Toute personne traitant des données à caractère personnel vous le dira. La principale difficulté résultant du droit de la protection des données est le recueil du consentement.

Alors quand il s’agit de données à caractère personnel relatives à la santé, cela devient rapidement la « croix et la bannière », si vous permettez l’expression. Le professionnel de santé doit ainsi recueillir le consentement à la réalisation de l’acte de diagnostic, de soins ou de prévention qu’il envisage, la collecte et l’hébergement des données à caractère personnel relatives au patient, l’accès à son historique des remboursements, le partage des informations médicales avec d’autres professionnels participant à la prise en charge…

Et cet inventaire à la Prévert n’est nullement exhaustif.

 

En matière de don du sang, un établissement de santé a considéré que le recueil du consentement au traitement de données à caractère personnel n’était pas une obligation.

Il a donc recueilli et conservé une donnée sensible, l’orientation sexuelle du donneur. En l’occurrence, le donneur s’est donc vu opposer un refus, lors de son 2nd don, du fait de son homosexualité.

 

Le donneur a déposé plainte pour discrimination à raison de l’orientation sexuelle. Et l’affaire est remontée jusqu’à la Cour de Cassation (Crim., 8 juillet 2015, n° 13-86267).

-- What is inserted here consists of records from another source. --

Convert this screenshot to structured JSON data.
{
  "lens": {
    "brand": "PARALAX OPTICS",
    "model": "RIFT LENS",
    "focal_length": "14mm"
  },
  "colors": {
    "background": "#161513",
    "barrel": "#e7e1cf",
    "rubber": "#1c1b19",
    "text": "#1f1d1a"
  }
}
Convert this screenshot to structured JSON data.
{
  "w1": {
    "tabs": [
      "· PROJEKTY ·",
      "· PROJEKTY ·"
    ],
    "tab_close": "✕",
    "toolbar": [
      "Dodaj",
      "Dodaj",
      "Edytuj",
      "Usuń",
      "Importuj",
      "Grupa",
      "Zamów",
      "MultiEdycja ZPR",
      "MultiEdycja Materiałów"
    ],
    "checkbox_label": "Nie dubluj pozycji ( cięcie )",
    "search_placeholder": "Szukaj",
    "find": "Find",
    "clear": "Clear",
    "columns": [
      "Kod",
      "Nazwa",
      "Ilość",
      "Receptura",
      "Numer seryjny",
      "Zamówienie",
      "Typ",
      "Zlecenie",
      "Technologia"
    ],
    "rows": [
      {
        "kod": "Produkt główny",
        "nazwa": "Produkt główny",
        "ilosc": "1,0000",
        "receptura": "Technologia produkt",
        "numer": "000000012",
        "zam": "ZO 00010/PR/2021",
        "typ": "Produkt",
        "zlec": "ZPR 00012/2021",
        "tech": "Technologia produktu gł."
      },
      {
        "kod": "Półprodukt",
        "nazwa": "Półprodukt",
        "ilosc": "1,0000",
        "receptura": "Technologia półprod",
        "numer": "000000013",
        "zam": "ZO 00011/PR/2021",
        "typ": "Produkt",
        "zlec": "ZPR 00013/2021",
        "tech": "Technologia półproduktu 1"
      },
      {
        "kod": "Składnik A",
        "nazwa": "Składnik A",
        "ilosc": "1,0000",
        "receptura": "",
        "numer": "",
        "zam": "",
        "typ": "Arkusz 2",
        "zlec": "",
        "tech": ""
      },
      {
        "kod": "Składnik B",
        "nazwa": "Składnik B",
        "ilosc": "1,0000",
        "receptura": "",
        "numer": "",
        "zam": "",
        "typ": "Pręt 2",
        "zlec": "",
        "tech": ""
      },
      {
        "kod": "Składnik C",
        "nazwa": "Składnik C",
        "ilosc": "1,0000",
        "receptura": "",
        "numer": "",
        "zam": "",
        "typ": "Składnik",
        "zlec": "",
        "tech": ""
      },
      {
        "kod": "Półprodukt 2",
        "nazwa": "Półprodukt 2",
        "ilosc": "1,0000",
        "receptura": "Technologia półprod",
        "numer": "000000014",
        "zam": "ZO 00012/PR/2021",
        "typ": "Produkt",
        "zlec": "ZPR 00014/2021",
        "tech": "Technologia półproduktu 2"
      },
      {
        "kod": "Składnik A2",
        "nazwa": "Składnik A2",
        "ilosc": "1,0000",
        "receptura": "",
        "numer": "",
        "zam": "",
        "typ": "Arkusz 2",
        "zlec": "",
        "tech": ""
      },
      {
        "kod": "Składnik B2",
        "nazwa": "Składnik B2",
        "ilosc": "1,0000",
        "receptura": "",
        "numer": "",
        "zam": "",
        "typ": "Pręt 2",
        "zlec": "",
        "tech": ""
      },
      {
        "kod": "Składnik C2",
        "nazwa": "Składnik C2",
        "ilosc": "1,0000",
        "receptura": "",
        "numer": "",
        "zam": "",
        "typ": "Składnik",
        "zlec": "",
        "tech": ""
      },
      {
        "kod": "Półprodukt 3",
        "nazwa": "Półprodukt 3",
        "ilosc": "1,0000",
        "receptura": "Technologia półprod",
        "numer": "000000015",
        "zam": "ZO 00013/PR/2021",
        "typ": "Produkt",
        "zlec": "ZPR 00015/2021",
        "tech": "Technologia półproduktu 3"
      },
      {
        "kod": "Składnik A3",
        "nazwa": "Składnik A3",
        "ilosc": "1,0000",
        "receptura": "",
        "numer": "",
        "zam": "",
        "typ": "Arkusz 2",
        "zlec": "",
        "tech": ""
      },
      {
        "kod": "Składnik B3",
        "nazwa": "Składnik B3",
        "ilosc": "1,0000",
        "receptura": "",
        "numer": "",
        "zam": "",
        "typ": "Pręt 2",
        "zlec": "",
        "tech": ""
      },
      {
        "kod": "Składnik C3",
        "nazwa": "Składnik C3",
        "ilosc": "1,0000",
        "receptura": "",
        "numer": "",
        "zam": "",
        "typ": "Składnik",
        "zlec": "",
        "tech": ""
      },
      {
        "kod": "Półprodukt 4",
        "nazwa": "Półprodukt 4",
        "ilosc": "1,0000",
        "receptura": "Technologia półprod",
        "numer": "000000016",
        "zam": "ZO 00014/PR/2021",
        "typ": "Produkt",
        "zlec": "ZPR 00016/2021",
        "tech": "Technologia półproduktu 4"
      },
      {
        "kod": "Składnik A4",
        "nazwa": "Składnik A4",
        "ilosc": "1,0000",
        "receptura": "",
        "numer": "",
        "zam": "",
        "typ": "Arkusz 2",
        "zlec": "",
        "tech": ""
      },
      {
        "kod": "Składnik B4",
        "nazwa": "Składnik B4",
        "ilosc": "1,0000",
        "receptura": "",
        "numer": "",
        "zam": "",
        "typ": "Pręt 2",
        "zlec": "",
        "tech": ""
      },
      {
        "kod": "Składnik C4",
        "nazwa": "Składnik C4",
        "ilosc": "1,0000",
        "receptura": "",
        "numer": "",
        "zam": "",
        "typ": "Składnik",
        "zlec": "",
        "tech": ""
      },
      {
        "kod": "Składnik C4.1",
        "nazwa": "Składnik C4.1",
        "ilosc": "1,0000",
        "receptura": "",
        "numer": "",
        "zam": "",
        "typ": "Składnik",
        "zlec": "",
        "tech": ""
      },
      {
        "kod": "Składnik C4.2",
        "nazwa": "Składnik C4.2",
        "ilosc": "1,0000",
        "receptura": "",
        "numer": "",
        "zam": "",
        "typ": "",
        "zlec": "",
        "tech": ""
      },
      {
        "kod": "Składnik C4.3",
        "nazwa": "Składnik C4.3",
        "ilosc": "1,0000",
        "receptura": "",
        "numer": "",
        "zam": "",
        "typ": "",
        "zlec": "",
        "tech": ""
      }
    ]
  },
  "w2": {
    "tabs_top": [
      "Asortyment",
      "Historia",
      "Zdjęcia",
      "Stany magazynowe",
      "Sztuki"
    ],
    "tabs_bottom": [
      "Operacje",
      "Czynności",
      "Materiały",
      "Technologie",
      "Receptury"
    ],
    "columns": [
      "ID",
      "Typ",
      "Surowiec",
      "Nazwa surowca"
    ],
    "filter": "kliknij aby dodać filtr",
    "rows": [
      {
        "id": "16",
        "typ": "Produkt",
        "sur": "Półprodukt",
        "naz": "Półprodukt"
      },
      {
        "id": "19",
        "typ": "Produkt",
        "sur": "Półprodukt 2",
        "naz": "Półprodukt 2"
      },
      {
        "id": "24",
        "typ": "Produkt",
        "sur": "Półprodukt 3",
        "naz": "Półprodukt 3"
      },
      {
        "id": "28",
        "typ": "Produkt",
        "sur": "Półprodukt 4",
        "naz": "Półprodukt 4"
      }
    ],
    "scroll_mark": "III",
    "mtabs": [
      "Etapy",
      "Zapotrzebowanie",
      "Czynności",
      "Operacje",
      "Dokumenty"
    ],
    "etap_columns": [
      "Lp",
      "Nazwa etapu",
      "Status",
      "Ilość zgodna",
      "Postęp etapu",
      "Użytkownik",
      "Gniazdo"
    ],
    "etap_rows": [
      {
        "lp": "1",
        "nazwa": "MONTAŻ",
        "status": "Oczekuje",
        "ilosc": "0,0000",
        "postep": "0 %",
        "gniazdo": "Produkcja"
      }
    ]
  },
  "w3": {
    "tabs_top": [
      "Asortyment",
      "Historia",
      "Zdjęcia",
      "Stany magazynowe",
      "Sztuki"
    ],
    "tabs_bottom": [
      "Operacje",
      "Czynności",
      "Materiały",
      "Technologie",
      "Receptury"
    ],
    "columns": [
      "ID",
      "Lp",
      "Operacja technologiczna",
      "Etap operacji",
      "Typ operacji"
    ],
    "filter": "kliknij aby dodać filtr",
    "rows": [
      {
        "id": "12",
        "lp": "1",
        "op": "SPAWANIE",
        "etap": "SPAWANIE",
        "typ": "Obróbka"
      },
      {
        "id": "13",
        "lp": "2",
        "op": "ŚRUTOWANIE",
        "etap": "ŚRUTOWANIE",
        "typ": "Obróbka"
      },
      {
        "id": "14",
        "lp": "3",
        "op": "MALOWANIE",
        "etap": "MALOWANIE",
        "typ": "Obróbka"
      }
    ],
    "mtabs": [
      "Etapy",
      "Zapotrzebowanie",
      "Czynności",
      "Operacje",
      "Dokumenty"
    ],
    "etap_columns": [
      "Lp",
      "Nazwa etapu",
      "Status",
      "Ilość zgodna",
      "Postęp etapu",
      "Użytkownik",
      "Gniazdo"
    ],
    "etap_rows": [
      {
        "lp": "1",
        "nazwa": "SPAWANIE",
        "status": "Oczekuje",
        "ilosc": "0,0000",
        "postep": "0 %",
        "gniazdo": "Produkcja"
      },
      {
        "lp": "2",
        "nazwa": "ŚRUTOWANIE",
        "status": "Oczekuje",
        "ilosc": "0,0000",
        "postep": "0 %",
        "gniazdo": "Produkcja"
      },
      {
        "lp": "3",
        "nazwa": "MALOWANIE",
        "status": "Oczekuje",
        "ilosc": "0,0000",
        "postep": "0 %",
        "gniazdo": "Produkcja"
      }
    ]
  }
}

Le grief de discrimination a rapidement été écarté. En revanche, les juges ont recherché si la responsabilité de l’établissement de santé ne pouvait pas être engagée sur la base des dispositions pénales relatives à la loi Informatique et Libertés, du fait de l’absence de consentement.

La Cour de Cassation a alors recherché si les exceptions à l’obligation de recueil du consentement prévu par la loi Informatique et Libertés ne pouvaient pas trouver application. En l’occurrence, les juges ont estimé que la collecte des données relatives à l’orientation sexuelle des donneurs de sang entrait dans le cadre de l’exception permettant la collecte sans consentement, lorsqu’elle est réalisée aux fins de la médecine préventive, des diagnostics médicaux, de l’administration de soins ou de traitements, ou de la gestion de services de santé, et mis en oeuvre par un membre d’une profession de santé, ou par une autre personne soumise au secret professionnel. Ici, les juges n’hésitent pas à forcer le cadre, puisqu’un donneur de sang n’est pas le bénéficiaire d’un acte de médecine préventive, de diagnostics médicaux, de soins ou de traitements.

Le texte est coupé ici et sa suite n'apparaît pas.